PAR DAVID MONNIAUX CHERCHEUR AU CNRS ET PROFESSEUR À L’ECOLE POLYTECHNIQUE

Jeune chercheur américain, Aaron Swartz risque trente-cinq années de prison. Son crime ? Avoir téléchargé une grande quantité d’articles de recherche universitaire en prenant quelque liberté avec la loi. Cette affaire lève le voile sur certaines curieuses pratiques des éditeurs. Expliquons d’abord comment fonctionne la publication universitaire.

Les chercheurs en sciences exactes doivent publier leurs résultats sous forme d’articles de revues spécialisées afin de les faire connaître à leurs collègues. Ces revues, à bien distinguer des magazines de vulgarisation comme Pour la science ou Science & Vie, peuvent être pluridisciplinaires, telles les bien connues Nature et Science, ou spécifiques à une discipline. Les articles passent devant un comité éditorial, aidé d’experts extérieurs, qui évaluent le sérieux, l’originalité, etc. des résultats, puis, s’ils sont acceptés, sont publiés. Ni les auteurs, ni le comité éditorial, ni les experts ne sont rémunérés par les éditeurs ; souvent même, les auteurs, ou plutôt leurs employeurs (universités, instituts de recherche), doivent payer les revues pour « participer aux frais d’impression ». Or, on imprime de moins en moins, les chercheurs accédant directement aux articles en ligne.

Ces organismes doivent aussi payer leurs abonnements, souvent très coûteux : il n’est pas rare qu’une revue coûte plus de 4 000 euros par an. De plus, les éditeurs exigent souvent que les auteurs et leurs employeurs cèdent tout droit sur les articles, au point parfois de ne pas pouvoir les publier sur leur propre site web ! Comme la recherche publique, mais aussi une partie importante de la recherche privée, est financée par le contribuable, cela signifie que celui-ci paye trois fois (recherche, publication, abonnement) pour un document qui in fine n’appartient plus à la collectivité. Et quand les articles sont disponibles à l’unité, ils le sont aussi à un prix considérable : 30 euros pour quelques pages.
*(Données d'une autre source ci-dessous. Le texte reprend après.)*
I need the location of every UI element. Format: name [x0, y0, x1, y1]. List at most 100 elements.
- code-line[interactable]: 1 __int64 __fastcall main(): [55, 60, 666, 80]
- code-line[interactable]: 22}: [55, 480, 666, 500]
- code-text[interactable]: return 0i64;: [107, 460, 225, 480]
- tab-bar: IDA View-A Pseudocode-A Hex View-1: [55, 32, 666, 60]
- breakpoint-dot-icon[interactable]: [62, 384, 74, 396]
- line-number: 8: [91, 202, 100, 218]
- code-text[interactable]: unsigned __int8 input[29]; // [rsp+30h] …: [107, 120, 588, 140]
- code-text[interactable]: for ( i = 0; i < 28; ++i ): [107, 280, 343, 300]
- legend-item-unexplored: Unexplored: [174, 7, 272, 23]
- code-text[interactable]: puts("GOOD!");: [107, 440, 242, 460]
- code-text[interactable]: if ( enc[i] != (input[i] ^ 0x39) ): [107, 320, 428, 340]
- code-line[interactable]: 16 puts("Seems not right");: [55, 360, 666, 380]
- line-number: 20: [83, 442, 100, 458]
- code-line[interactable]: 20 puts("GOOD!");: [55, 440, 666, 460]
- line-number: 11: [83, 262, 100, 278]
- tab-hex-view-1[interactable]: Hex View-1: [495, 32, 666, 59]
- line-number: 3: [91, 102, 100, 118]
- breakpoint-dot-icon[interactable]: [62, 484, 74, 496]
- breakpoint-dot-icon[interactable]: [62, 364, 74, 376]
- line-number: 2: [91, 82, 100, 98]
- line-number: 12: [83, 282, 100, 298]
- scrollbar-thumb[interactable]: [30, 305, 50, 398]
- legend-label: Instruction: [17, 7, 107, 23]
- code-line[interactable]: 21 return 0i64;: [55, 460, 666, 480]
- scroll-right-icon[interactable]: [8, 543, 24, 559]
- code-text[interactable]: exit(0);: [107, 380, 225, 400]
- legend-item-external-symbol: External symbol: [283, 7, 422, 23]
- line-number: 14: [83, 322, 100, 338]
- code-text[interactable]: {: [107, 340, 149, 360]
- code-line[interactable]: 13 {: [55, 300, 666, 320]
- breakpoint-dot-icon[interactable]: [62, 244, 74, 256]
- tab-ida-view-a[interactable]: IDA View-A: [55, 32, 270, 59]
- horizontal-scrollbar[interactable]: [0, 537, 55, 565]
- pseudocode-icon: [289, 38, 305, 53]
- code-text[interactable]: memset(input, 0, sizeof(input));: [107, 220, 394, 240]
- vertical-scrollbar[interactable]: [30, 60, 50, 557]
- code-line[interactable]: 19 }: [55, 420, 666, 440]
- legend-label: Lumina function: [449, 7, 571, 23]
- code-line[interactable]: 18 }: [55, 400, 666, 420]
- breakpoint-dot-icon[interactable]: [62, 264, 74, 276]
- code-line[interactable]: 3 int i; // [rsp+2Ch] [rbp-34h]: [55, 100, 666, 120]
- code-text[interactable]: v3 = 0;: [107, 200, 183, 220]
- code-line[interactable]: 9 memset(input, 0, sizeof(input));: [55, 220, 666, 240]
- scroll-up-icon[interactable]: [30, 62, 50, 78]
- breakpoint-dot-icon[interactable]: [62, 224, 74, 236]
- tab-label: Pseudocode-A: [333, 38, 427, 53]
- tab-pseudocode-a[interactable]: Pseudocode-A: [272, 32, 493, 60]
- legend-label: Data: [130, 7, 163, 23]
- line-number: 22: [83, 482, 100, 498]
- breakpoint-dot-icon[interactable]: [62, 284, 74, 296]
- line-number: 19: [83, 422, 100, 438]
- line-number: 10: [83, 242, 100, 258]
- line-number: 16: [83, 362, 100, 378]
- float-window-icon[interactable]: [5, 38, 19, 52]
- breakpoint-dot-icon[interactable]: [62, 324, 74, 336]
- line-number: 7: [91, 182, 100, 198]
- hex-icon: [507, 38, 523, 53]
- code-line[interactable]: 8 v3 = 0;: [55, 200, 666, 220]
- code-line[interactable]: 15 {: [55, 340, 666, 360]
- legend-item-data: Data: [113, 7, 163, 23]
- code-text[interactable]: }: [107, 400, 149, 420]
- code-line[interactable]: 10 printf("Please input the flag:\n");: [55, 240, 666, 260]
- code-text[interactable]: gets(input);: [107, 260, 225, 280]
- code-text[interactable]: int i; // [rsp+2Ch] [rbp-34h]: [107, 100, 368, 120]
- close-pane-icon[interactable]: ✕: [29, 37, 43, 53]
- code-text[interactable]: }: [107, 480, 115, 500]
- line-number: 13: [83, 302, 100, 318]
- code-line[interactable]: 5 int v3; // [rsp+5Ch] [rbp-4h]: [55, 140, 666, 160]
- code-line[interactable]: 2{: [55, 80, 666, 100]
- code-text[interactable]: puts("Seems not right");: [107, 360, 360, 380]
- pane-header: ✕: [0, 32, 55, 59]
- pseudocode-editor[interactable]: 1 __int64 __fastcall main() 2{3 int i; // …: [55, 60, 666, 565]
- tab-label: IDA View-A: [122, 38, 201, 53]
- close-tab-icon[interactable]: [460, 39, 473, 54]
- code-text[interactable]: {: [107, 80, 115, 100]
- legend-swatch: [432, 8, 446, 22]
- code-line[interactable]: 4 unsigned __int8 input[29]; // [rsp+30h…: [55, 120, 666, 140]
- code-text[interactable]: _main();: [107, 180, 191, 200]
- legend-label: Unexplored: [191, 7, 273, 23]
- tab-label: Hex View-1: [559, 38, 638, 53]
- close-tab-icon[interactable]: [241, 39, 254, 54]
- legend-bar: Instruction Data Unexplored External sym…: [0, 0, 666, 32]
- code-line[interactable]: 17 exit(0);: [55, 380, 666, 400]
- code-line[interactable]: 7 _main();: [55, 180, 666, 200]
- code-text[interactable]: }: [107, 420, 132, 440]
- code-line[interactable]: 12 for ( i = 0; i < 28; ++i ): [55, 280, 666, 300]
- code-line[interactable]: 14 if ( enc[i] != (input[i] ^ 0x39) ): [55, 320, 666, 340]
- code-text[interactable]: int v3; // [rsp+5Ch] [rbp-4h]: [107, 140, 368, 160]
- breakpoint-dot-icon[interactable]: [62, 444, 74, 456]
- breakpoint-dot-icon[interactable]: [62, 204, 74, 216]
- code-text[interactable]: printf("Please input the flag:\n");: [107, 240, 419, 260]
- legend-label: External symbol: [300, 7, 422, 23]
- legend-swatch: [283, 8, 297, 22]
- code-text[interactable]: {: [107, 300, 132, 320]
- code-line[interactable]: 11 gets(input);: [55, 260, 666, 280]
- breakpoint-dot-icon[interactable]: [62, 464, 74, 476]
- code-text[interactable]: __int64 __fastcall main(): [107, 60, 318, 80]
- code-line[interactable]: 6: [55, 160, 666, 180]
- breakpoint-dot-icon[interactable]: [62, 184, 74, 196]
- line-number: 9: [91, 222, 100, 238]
Une poignée de grands groupes se partagent l’essentiel du marché. Cet oligopole fait des bénéfices considérables aux dépens des institutions scientifiques. Les chercheurs peuvent difficilement s’y opposer : ils sont évalués en fonction du nombre d’articles publiés dans les revues les plus prestigieuses. Qui voudrait risquer sa carrière en ne publiant que chez les moins rapaces ?

Aaron Swartz a voulu mettre à disposition de tous des articles anciens, archivés par un site appelé JSTOR, pour lequel l’abonnement coûte typiquement plusieurs dizaines de milliers d’euros par an aux universités. Certains de ces articles sont trop anciens pour être encore protégés par le droit d’auteur, mais les éditeurs invoquent alors d’obscurs droits de numérisation, au fondement légal douteux.

Outre des contributions techniques à Internet et la création de start-up, Aaron Swartz milite notamment pour une plus grande transparence des institutions américaines. Au moment des faits, il était boursier d’un centre de recherches de la prestigieuse université Harvard. Il n’a dérobé aucun mot de passe, n’a endommagé aucune base de données. Il s’est contenté de brancher sans autorisation un ordinateur sur le réseau du Massachusetts Institute of Technology (MIT) et de profiter de l’accès de ce dernier à JSTOR. Les moyens employés étaient certes illicites et maladroits, mais son action met en lumière de réels problèmes.

Tout d’abord, il est anormal que la recherche financée par le contribuable constitue une rente au profit de puissants groupes industriels. Un chercheur isolé ne peut imposer ses conditions à ces derniers, mais un Etat, ou, mieux, l’Union européenne, le peut. Il suffirait d’inscrire dans la loi que les articles de recherche écrits par les fonctionnaires et agents publics, ainsi que ceux qui ont été financés pour tout ou partie par l’argent public, ne peuvent être donnés en exclusivité à un éditeur. C’est déjà le cas pour ceux écrits par des fonctionnaires fédéraux américains, et les éditeurs s’en accommodent bien.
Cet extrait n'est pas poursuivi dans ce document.